Ce travail, financé par le Groupe de Recherche sur les Inadaptations Sociales de l’Enfance (GRISE), portait sur l’impact de l’environnement rencontré durant l’enfance sur le comportement social et les stratégies d'accès aux partenaires, avec une perspective évolutive.


Les troubles du comportement social (agressivité directe ou indirecte, prise de risque extrême, etc.) constituent un important problème de société. L’hypothèse d’une origine évolutive mène à repenser ces troubles comme l’expression d’une stratégie d’histoire de vie développée de manière inconsciente en réponse à un environnement donné.

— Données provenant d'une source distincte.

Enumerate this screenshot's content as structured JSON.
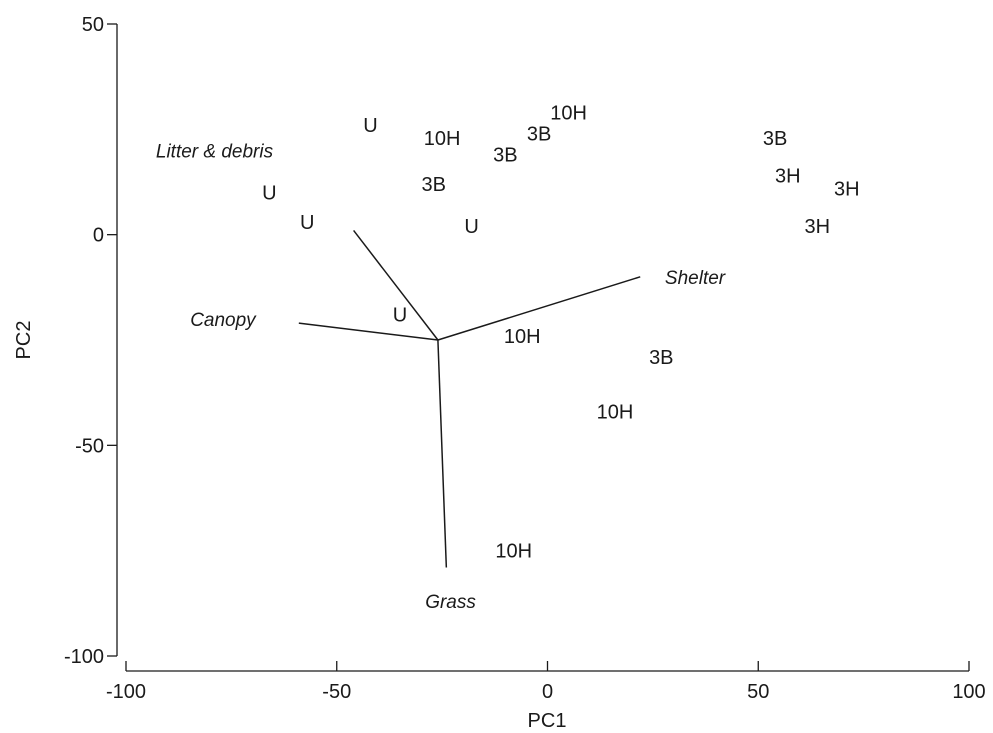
{
  "chart_data": {
    "type": "scatter",
    "title": "",
    "xlabel": "PC1",
    "ylabel": "PC2",
    "xlim": [
      -100,
      100
    ],
    "ylim": [
      -100,
      50
    ],
    "x_ticks": [
      {
        "value": -100,
        "label": "-100"
      },
      {
        "value": -50,
        "label": "-50"
      },
      {
        "value": 0,
        "label": "0"
      },
      {
        "value": 50,
        "label": "50"
      },
      {
        "value": 100,
        "label": "100"
      }
    ],
    "y_ticks": [
      {
        "value": 50,
        "label": "50"
      },
      {
        "value": 0,
        "label": "0"
      },
      {
        "value": -50,
        "label": "-50"
      },
      {
        "value": -100,
        "label": "-100"
      }
    ],
    "points": [
      {
        "label": "U",
        "x": -42,
        "y": 26
      },
      {
        "label": "10H",
        "x": -25,
        "y": 23
      },
      {
        "label": "10H",
        "x": 5,
        "y": 29
      },
      {
        "label": "3B",
        "x": -2,
        "y": 24
      },
      {
        "label": "3B",
        "x": -10,
        "y": 19
      },
      {
        "label": "3B",
        "x": -27,
        "y": 12
      },
      {
        "label": "U",
        "x": -66,
        "y": 10
      },
      {
        "label": "U",
        "x": -57,
        "y": 3
      },
      {
        "label": "U",
        "x": -18,
        "y": 2
      },
      {
        "label": "U",
        "x": -35,
        "y": -19
      },
      {
        "label": "10H",
        "x": -6,
        "y": -24
      },
      {
        "label": "3B",
        "x": 27,
        "y": -29
      },
      {
        "label": "10H",
        "x": 16,
        "y": -42
      },
      {
        "label": "10H",
        "x": -8,
        "y": -75
      },
      {
        "label": "3B",
        "x": 54,
        "y": 23
      },
      {
        "label": "3H",
        "x": 57,
        "y": 14
      },
      {
        "label": "3H",
        "x": 71,
        "y": 11
      },
      {
        "label": "3H",
        "x": 64,
        "y": 2
      }
    ],
    "vectors": {
      "origin": {
        "x": -26,
        "y": -25
      },
      "items": [
        {
          "label": "Litter & debris",
          "end": {
            "x": -46,
            "y": 1
          },
          "label_pos": {
            "x": -79,
            "y": 20
          }
        },
        {
          "label": "Shelter",
          "end": {
            "x": 22,
            "y": -10
          },
          "label_pos": {
            "x": 35,
            "y": -10
          }
        },
        {
          "label": "Canopy",
          "end": {
            "x": -59,
            "y": -21
          },
          "label_pos": {
            "x": -77,
            "y": -20
          }
        },
        {
          "label": "Grass",
          "end": {
            "x": -24,
            "y": -79
          },
          "label_pos": {
            "x": -23,
            "y": -87
          }
        }
      ]
    }
  }
}
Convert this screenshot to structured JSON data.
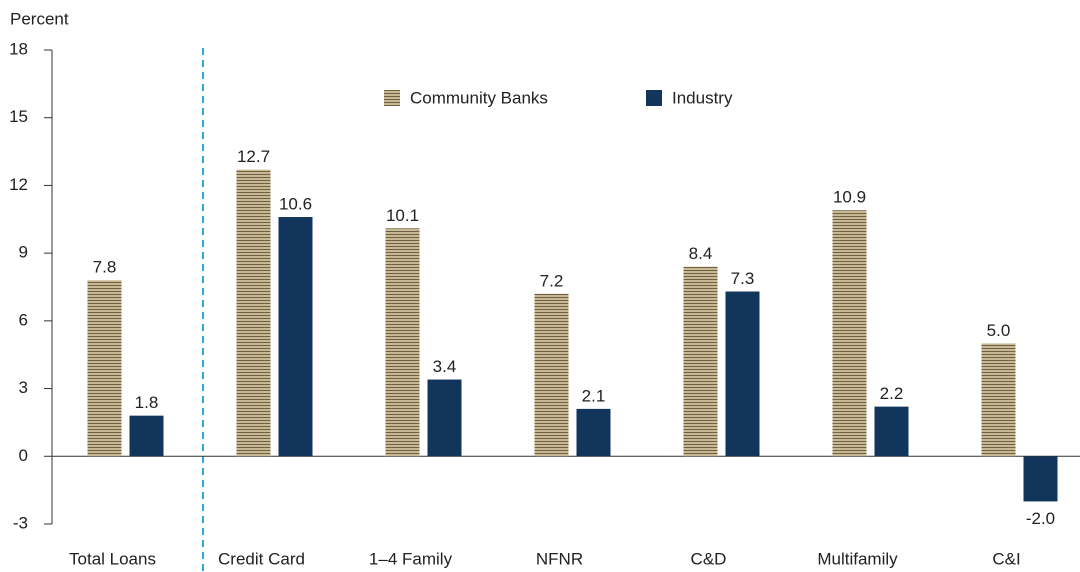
{
  "chart_data": {
    "type": "bar",
    "y_label": "Percent",
    "categories": [
      "Total Loans",
      "Credit Card",
      "1–4 Family",
      "NFNR",
      "C&D",
      "Multifamily",
      "C&I"
    ],
    "series": [
      {
        "name": "Community Banks",
        "color": "#c2b28a",
        "values": [
          7.8,
          12.7,
          10.1,
          7.2,
          8.4,
          10.9,
          5.0
        ],
        "value_labels": [
          "7.8",
          "12.7",
          "10.1",
          "7.2",
          "8.4",
          "10.9",
          "5.0"
        ]
      },
      {
        "name": "Industry",
        "color": "#12355b",
        "values": [
          1.8,
          10.6,
          3.4,
          2.1,
          7.3,
          2.2,
          -2.0
        ],
        "value_labels": [
          "1.8",
          "10.6",
          "3.4",
          "2.1",
          "7.3",
          "2.2",
          "-2.0"
        ]
      }
    ],
    "ylim": [
      -3,
      18
    ],
    "yticks": [
      -3,
      0,
      3,
      6,
      9,
      12,
      15,
      18
    ],
    "legend": "top"
  }
}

En effet, l’environnement rencontré durant l’enfance est le premier signal des conditions futures d’accès aux ressources. Nos capacités cognitives ont donc pu évoluer pour y répondre par le développement d’une stratégie visant inconsciemment à maximiser la transmission des gènes dans les conditions rencontrées. 




En termes de comportements reproducteurs, une stratégie consistant à maximiser le nombre de partenaires pourrait ainsi être favorisée dans un environnement imprévisible, où la survie et l’accès aux ressources (matérielles et/ou affectives) sont perçus comme incertains. En effet, dans un environnement hostile, se reproduire dès que possible et maximiser le nombre de descendants augmente la probabilité qu’au moins l’un d’entre eux parvienne ensuite à se reproduire malgré les conditions défavorables rencontrées. 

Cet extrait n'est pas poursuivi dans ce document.